DALLAS (CN) - A Maine woman was sentenced to 80 years in state prison for a multimillion-dollar Ponzi scheme that sold phony notes supposedly issued by European banks.
Karen P. Bowie was sentenced Collin County Judge Benjamin N. Smith after a week-long trial, the Texas Securities Board said. She was convicted of theft of property.
Prosecutors said she was part of a scam involving Titan Wealth Management, of Plano.
The firm sold phony high-yielding "European Mid-Term Notes," and Bowie stole at least $4.7 million from investors, the Securities Board said.
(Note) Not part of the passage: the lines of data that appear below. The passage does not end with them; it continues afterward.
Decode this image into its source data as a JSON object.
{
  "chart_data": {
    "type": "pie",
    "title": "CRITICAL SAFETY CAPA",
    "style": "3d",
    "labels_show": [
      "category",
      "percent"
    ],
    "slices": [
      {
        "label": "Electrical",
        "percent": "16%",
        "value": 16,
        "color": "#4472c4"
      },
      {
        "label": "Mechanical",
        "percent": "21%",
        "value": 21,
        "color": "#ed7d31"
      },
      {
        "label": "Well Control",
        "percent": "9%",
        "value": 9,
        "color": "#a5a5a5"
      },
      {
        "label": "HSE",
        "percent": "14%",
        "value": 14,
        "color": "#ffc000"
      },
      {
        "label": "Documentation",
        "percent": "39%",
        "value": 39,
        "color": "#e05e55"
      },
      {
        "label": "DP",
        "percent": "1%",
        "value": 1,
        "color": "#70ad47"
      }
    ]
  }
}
She used some of the money to buy home on the Maine coast.
"Titan Wealth was owned by Thomas Lester Irby II, a Frisco money manager who promised investors that notes issued by European banks would pay short-term returns of between 10 percent and 50 percent," the Securities Board said in a statement.
"Most of the money Irby raised from investors paid for his personal expenses and was diverted to pay earlier investors in what turned out to be a Ponzi scheme. Bowie was one of Irby's partners in the Titan Wealth fraud."
Irby, 41, of Farmers Branch, was sentenced to 24 years in state prison in December 2010, for money laundering. The sentence included 10 years deferred adjudication for theft and securities fraud charges.
The SEC in 2009 sued Titan Wealth, Irby, Bowie and others in Dallas Federal Court.
They were accused of promising short-term returns of 10 percent to 50 percent and claiming that Titan would not receive any compensation from the purchase or sale of the notes.
Irby claimed the notes were protected by a $10 million note he owned that could be liquidated to pay back his clients, according to the complaint.
Irby diverted nearly $1 million to his personal account and distributed the rest to the other defendants, the SEC said. The firm was shut down and placed into receivership.